The results are nothing short of remarkable. Contraceptive efficacy among participants increased significantly, and abortion rates fell to less than half the regional and national rates, even though the study participants were poorer, less educated, and therefore considered at greater risk than the overall population. The impact on the rate of births among teens was the most pronounced, with pregnancies falling dramatically to a rate of only 6.3 per 1,000, compared to a national average of 34.3 per 1,000.
The study contains a second dramatic finding. A majority of American women overall today use birth control pills or condoms for contraception—both low-cost methods but ones with a high rate of user error or failure. Most women in the CHOICE study, however, opted for longer acting and more reliable methods when cost was not a factor—75 percent selected an IUD or hormonal implant, and the greater efficacy of these methods is what accounts for the dramatic gains in the success rate across the group.
These are simply stunning outcomes. The study estimates that universal provision of contraception and the promotion of more effective contraceptive methods would result in fewer unintended pregnancies and would lower the number of abortions across the country by 62 to 75 percent every year.
That’s why the matter is so important to how we vote. Who pays for these services, and whether a trusted provider like Planned Parenthood is available to provide them, is exactly what’s at stake in this year’s election.
Unplanned pregnancies disrupt the lives of individual women and their families and levy a significant public health, economic, and social toll. No issue has done more to poison our nation’s politics. Despite a nearly universal desire for contraception, almost half of all U.S. pregnancies, totaling some 2 million each year, remain unintended or mistimed, and 43 percent of those pregnancies end in abortion. The estimated cost to taxpayers is $11 billion a year.

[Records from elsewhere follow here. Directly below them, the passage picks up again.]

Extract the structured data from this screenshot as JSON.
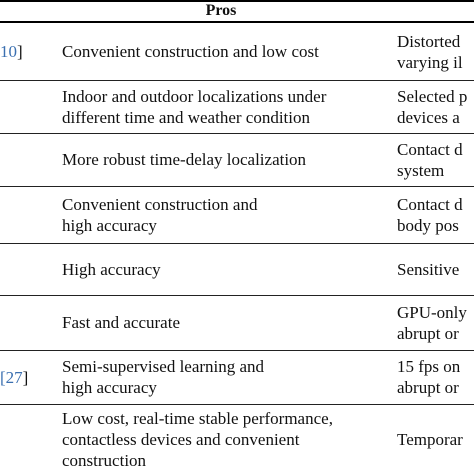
{
  "header": {
    "pros": "Pros"
  },
  "rows": [
    {
      "ref": "10",
      "bracket": "]",
      "pros": "Convenient construction and low cost",
      "cons": "Distorted\nvarying il"
    },
    {
      "ref": "",
      "bracket": "",
      "pros": "Indoor and outdoor localizations under\ndifferent time and weather condition",
      "cons": "Selected p\ndevices a"
    },
    {
      "ref": "",
      "bracket": "",
      "pros": "More robust time-delay localization",
      "cons": "Contact d\nsystem"
    },
    {
      "ref": "",
      "bracket": "",
      "pros": "Convenient construction and\nhigh accuracy",
      "cons": "Contact d\nbody pos"
    },
    {
      "ref": "",
      "bracket": "",
      "pros": "High accuracy",
      "cons": "Sensitive"
    },
    {
      "ref": "",
      "bracket": "",
      "pros": "Fast and accurate",
      "cons": "GPU-only\nabrupt or"
    },
    {
      "ref": "[27",
      "bracket": "]",
      "pros": "Semi-supervised learning and\nhigh accuracy",
      "cons": "15 fps on\nabrupt or"
    },
    {
      "ref": "",
      "bracket": "",
      "pros": "Low cost, real-time stable performance,\ncontactless devices and convenient\nconstruction",
      "cons": "Temporar"
    }
  ]
}
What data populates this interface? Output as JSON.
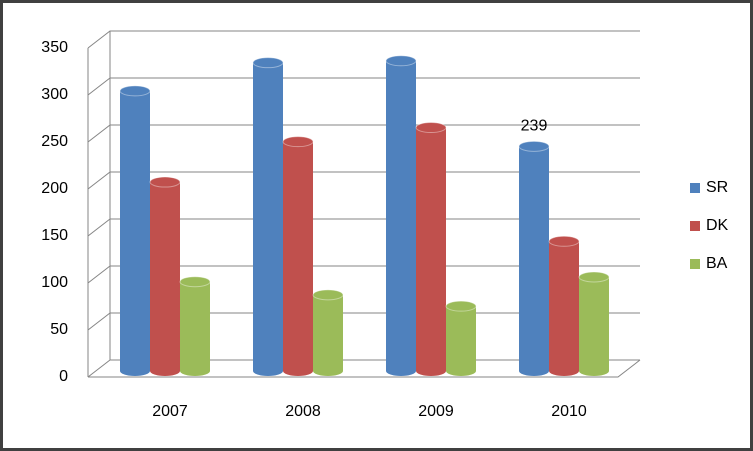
{
  "chart_data": {
    "type": "bar3d",
    "categories": [
      "2007",
      "2008",
      "2009",
      "2010"
    ],
    "series": [
      {
        "name": "SR",
        "color": "#4f81bd",
        "values": [
          298,
          328,
          330,
          239
        ]
      },
      {
        "name": "DK",
        "color": "#c0504d",
        "values": [
          201,
          244,
          259,
          138
        ]
      },
      {
        "name": "BA",
        "color": "#9bbb59",
        "values": [
          95,
          81,
          69,
          100
        ]
      }
    ],
    "data_label": {
      "series": 0,
      "index": 3
    },
    "ylim": [
      0,
      350
    ],
    "yticks": [
      0,
      50,
      100,
      150,
      200,
      250,
      300,
      350
    ],
    "grid": true,
    "legend": "right"
  }
}
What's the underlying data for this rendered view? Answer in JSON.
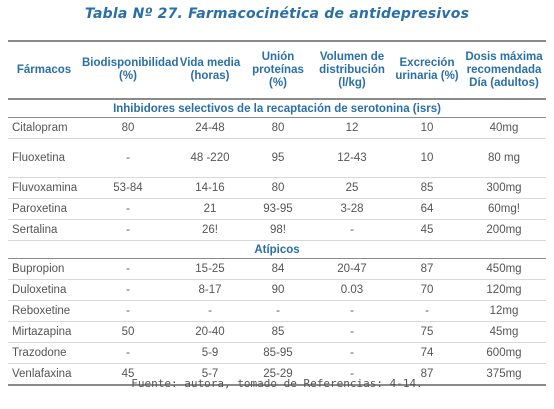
{
  "title": "Tabla Nº 27. Farmacocinética de antidepresivos",
  "columns": [
    "Fármacos",
    "Biodisponibilidad (%)",
    "Vida media (horas)",
    "Unión proteínas (%)",
    "Volumen de distribución (l/kg)",
    "Excreción urinaria (%)",
    "Dosis máxima recomendada Día (adultos)"
  ],
  "sections": [
    {
      "label": "Inhibidores selectivos de la recaptación de serotonina (isrs)",
      "rows": [
        {
          "drug": "Citalopram",
          "bio": "80",
          "half": "24-48",
          "prot": "80",
          "vol": "12",
          "exc": "10",
          "dose": "40mg"
        },
        {
          "drug": "Fluoxetina",
          "bio": "-",
          "half": "48 -220",
          "prot": "95",
          "vol": "12-43",
          "exc": "10",
          "dose": "80 mg"
        },
        {
          "drug": "Fluvoxamina",
          "bio": "53-84",
          "half": "14-16",
          "prot": "80",
          "vol": "25",
          "exc": "85",
          "dose": "300mg"
        },
        {
          "drug": "Paroxetina",
          "bio": "-",
          "half": "21",
          "prot": "93-95",
          "vol": "3-28",
          "exc": "64",
          "dose": "60mg!"
        },
        {
          "drug": "Sertalina",
          "bio": "-",
          "half": "26!",
          "prot": "98!",
          "vol": "-",
          "exc": "45",
          "dose": "200mg"
        }
      ]
    },
    {
      "label": "Atípicos",
      "rows": [
        {
          "drug": "Bupropion",
          "bio": "-",
          "half": "15-25",
          "prot": "84",
          "vol": "20-47",
          "exc": "87",
          "dose": "450mg"
        },
        {
          "drug": "Duloxetina",
          "bio": "-",
          "half": "8-17",
          "prot": "90",
          "vol": "0.03",
          "exc": "70",
          "dose": "120mg"
        },
        {
          "drug": "Reboxetine",
          "bio": "-",
          "half": "-",
          "prot": "-",
          "vol": "-",
          "exc": "-",
          "dose": "12mg"
        },
        {
          "drug": "Mirtazapina",
          "bio": "50",
          "half": "20-40",
          "prot": "85",
          "vol": "-",
          "exc": "75",
          "dose": "45mg"
        },
        {
          "drug": "Trazodone",
          "bio": "-",
          "half": "5-9",
          "prot": "85-95",
          "vol": "-",
          "exc": "74",
          "dose": "600mg"
        },
        {
          "drug": "Venlafaxina",
          "bio": "45",
          "half": "5-7",
          "prot": "25-29",
          "vol": "-",
          "exc": "87",
          "dose": "375mg"
        }
      ]
    }
  ],
  "source": "Fuente: autora, tomado de Referencias: 4-14."
}
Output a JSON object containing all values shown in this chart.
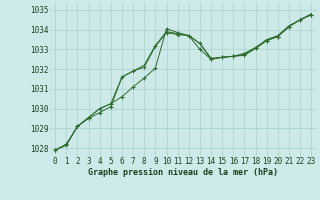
{
  "hours": [
    0,
    1,
    2,
    3,
    4,
    5,
    6,
    7,
    8,
    9,
    10,
    11,
    12,
    13,
    14,
    15,
    16,
    17,
    18,
    19,
    20,
    21,
    22,
    23
  ],
  "line1": [
    1027.9,
    1028.2,
    1029.1,
    1029.5,
    1029.8,
    1030.1,
    1031.6,
    1031.9,
    1032.1,
    1033.15,
    1033.85,
    1033.75,
    1033.7,
    1033.3,
    1032.5,
    1032.6,
    1032.65,
    1032.7,
    1033.05,
    1033.45,
    1033.65,
    1034.15,
    1034.5,
    1034.75
  ],
  "line2": [
    1027.9,
    1028.15,
    1029.1,
    1029.55,
    1030.0,
    1030.25,
    1030.6,
    1031.1,
    1031.55,
    1032.05,
    1034.05,
    1033.85,
    1033.7,
    1033.0,
    1032.5,
    1032.6,
    1032.65,
    1032.75,
    1033.05,
    1033.45,
    1033.65,
    1034.15,
    1034.5,
    1034.75
  ],
  "line3": [
    1027.9,
    1028.15,
    1029.1,
    1029.55,
    1030.0,
    1030.25,
    1031.6,
    1031.9,
    1032.2,
    1033.2,
    1033.9,
    1033.8,
    1033.7,
    1033.3,
    1032.55,
    1032.6,
    1032.65,
    1032.8,
    1033.1,
    1033.5,
    1033.7,
    1034.2,
    1034.5,
    1034.8
  ],
  "bg_color": "#ceeae8",
  "grid_color": "#aed4d2",
  "line_color": "#2d6b2d",
  "ylabel_ticks": [
    1028,
    1029,
    1030,
    1031,
    1032,
    1033,
    1034,
    1035
  ],
  "ylim": [
    1027.6,
    1035.4
  ],
  "xlabel": "Graphe pression niveau de la mer (hPa)",
  "tick_fontsize": 5.5,
  "xlabel_fontsize": 6.0
}
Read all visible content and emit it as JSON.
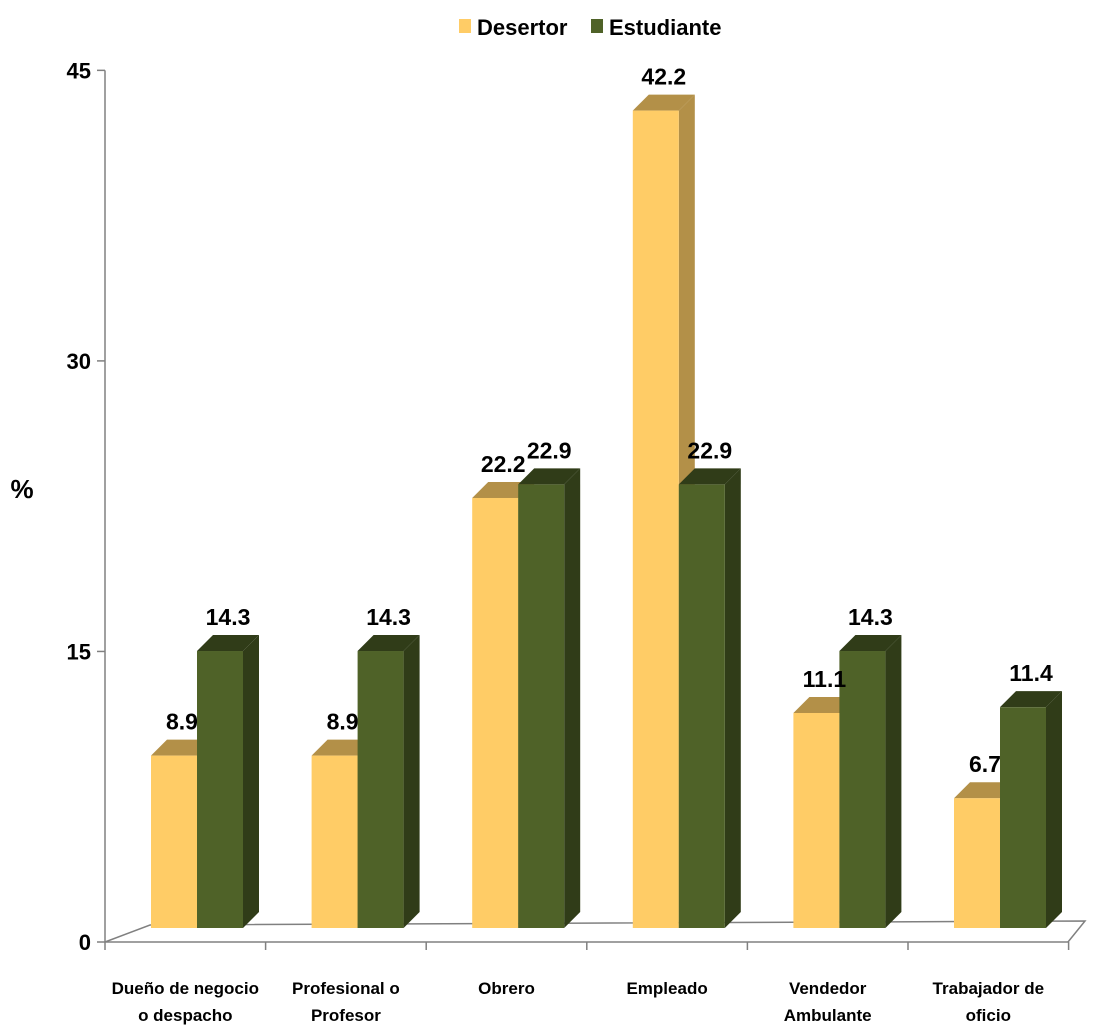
{
  "chart_data": {
    "type": "bar",
    "title": "",
    "xlabel": "",
    "ylabel": "%",
    "ylim": [
      0,
      45
    ],
    "yticks": [
      0,
      15,
      30,
      45
    ],
    "grid": false,
    "legend_position": "top-center",
    "categories": [
      [
        "Dueño de negocio",
        "o despacho"
      ],
      [
        "Profesional o",
        "Profesor"
      ],
      [
        "Obrero"
      ],
      [
        "Empleado"
      ],
      [
        "Vendedor",
        "Ambulante"
      ],
      [
        "Trabajador de",
        "oficio"
      ]
    ],
    "series": [
      {
        "name": "Desertor",
        "color": "#FFCC66",
        "side_color": "#B39048",
        "values": [
          8.9,
          8.9,
          22.2,
          42.2,
          11.1,
          6.7
        ],
        "labels": [
          "8.9",
          "8.9",
          "22.2",
          "42.2",
          "11.1",
          "6.7"
        ]
      },
      {
        "name": "Estudiante",
        "color": "#4F6228",
        "side_color": "#303C18",
        "values": [
          14.3,
          14.3,
          22.9,
          22.9,
          14.3,
          11.4
        ],
        "labels": [
          "14.3",
          "14.3",
          "22.9",
          "22.9",
          "14.3",
          "11.4"
        ]
      }
    ]
  }
}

According to the Kaiser Family Foundation, the ACA has already expanded contraceptive coverage to more than 1 million young women who are now covered by their parents’ insurance through the age of 26. By 2016, approximately 13 million more uninsured women will be covered for contraception, including the IUD, hormonal implants, and injections that have been shown to be so much more effective.
New coverage will also provide other valuable and cost-effective care: at least one annual “well woman” visit to a primary care physician, access to emergency contraception (better known as the morning after pill), HPV testing, screenings for sexually transmitted diseases, and screenings for gestational diabetes, currently reaching epidemic proportions. And when a woman chooses to become pregnant, it will cover maternal health care, including breastfeeding support. The additional coverage for contraception alone will lead to nearly $3 billion in savings over five years, according to a study by the Oregon Health & Science University.
Simply put, the services guaranteed to women under the ACA represent the most significant advances in women’s reproductive health care since birth control pioneer Margaret Sanger went to jail for opening America’s first birth control clinic nearly a century ago, igniting a revolution that has inarguably changed the world. This historic event occurred on October 12, 1916. Ironically, this was 96 years ago to the day that Planned Parenthood became an issue of great contention in the second presidential debate.
Sadly, the controversies over women’s reproductive rights still live on. But one thing has surely changed: Today, American women have the right to vote. Exercising our suffrage to advance family planning will constitute our most powerful protest, one that may well determine the election’s outcome.
Ellen Chesler and Andrea Flynn are fellows of the Roosevelt Institute and longtime women’s women’s health analysts and advocates. Chesler is the author of Woman of Valor: Margaret Sanger and the Birth Control Movement in America.